Just when everybody is trying to elude the disillusionment of tawdry Washington headlines with their Tiny Tim debauches, smoking Hanukkah candles, inebriated strolls through Bedford Falls, and tripping to Bing and Rosemary, they've been thrown into a moral abyss with The Eight: Reindeer Monologues, which puts Santa Claus on trial for conduct unbecoming a saint and jolly old elf. Well, if Washington leaders can lapse in stereophonic sound, if Norman Bates can stab again in living color, what chance have the holiday icons of our childhood of surviving unscathed?
In CPT's cozy basement theater are holly, mistletoe, fairies, and perky elves to show us to our seats. In the powder room is a vintage glowing '50s plastic Santa, showing us the way he used to be in his unbesmirched halcyon days.

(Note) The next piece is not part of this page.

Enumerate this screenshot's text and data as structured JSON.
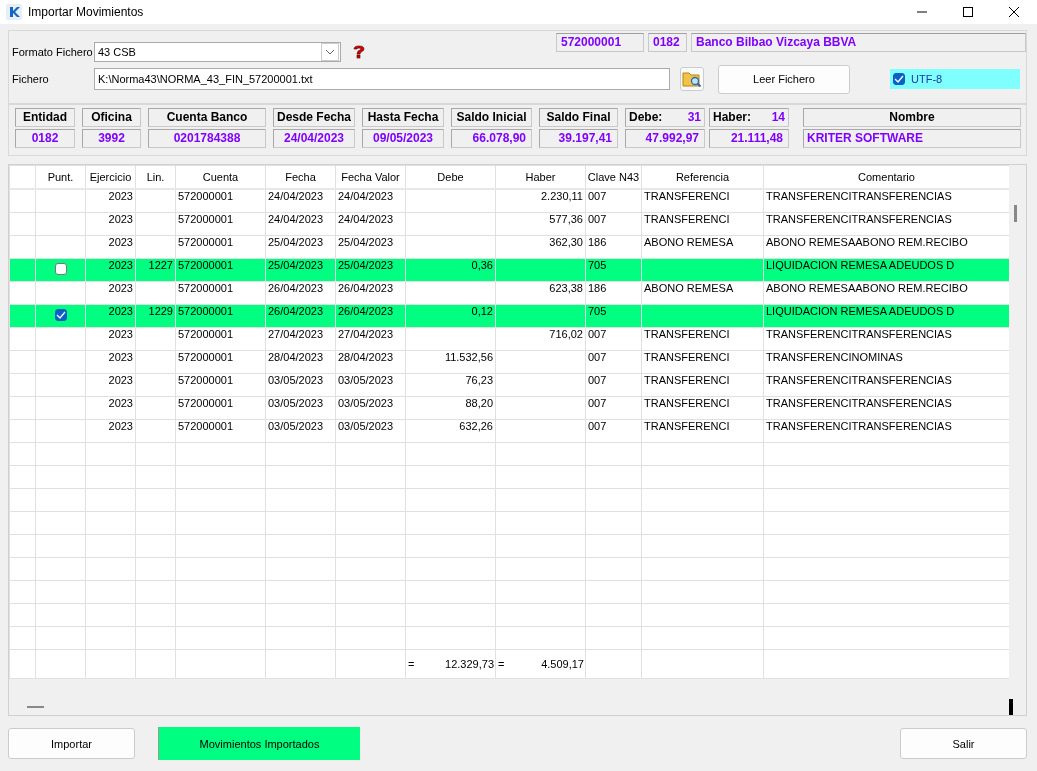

One look at John Rivera-Resto's mural of outraged deer consorting with mike-wielding reporters, while deranged elves jig with malicious glee and haranguing lawyers gather at the North Pole, lets us know that the sugar is off the plum and the berry is off the holly. With Santa in the same quagmire as our Commander in Chief, the only miracle on 34th Street will be if he's left a single Barbie or erector set for sleighside distribution.
Originally performed in Chicago, where insolence thrives on every street corner, this prescient 1993 play supposes the trial of an unseen Mr. Kringle as a voracious sexual predator, molesting a Lolita-like Vixen, an act that sends an already fragile Rudolph into mental collapse, hopelessly babbling obscene Christmas carols.
Just as the Greeks laughed their gods off Olympus in plays by Aristophanes, playwright Jeff Goode dynamites secular Christmas--yes, Virginia, there is a Santa Claus, but he's no longer the genial do-gooder of Edmund Gwenn. He's grown to reflect our cynical society as a satyr decked in red velvet, a North Pole Marquis de Sade. Mrs. Claus has also been given the Goode treatment as a mean-spirited harpy, flirting with bucks and attempting to drown sexless elves in a punchbowl when not wearing them as Christmas ornaments. If all this sounds rather perverse, it is.
The ninety-minute action of the play is the courtroom testimony of Santa's outraged reindeer. Dasher is the hard-line old pro; Cupid, the raging, proud, and out-there "queen"; Prancer, the Hollywood wannabe, without a sincere hoof on his body; Comet, the burly conservative, standing up for Santa as a rescuer of juvenile delinquent does and bucks; Dancer, the Jewish doe, forced by intolerance to give up ballet and haul toys; Donner, the put-upon, guilty father of Rudolph; and Vixen, the sleek Lolita of playdeer livestock, who unwittingly fans the flames of the mighty Kringle libido.
These roles are respectively played by Allen Branstein in a John Belushi takeoff; Jeffrey Allen as a flaming Harvey Fierstein Christmas ornament; Tim Coles, a Mamet-like Hollywood sleazeball; Jody Takacs as a Kathy Bates tough doe; Kevin M. Cherep as a curly-haired hunk of a John Bircher buck; Sarah Morton, who has nothing better to do when not writing wonderful plays than her hilarious take on Woody Allen's neuroticism; Michael J. Sobcazak in a Gene Hackmanish supporting guilt-ridden star turn; and Trishalana M. Kopaitich as a sassy and sexy Playdeer, redolent of Parker Posey.
All the eight performers have to suggest their deerdom are strapped-on antlers and outfits in various shades of brown. All eight are direct, vibrant, Saturday Night Live funny, and energetic, yet a bit frightening in their eagerness to trample over Yuletide reveries.
It's all rather funny and bright and a good palliative for Nutcracker/Christmas Carol surfeit. Director Jacqi Loewy and playwright Jeff Goode have taken solid aim and hit many new-age targets, but have the blood of our childhood innocence on their hands.
The Eight: Reindeer Monologues, through December 19, at Cleveland Public Theatre, 6415 Detroit Ave., 216-631-2575.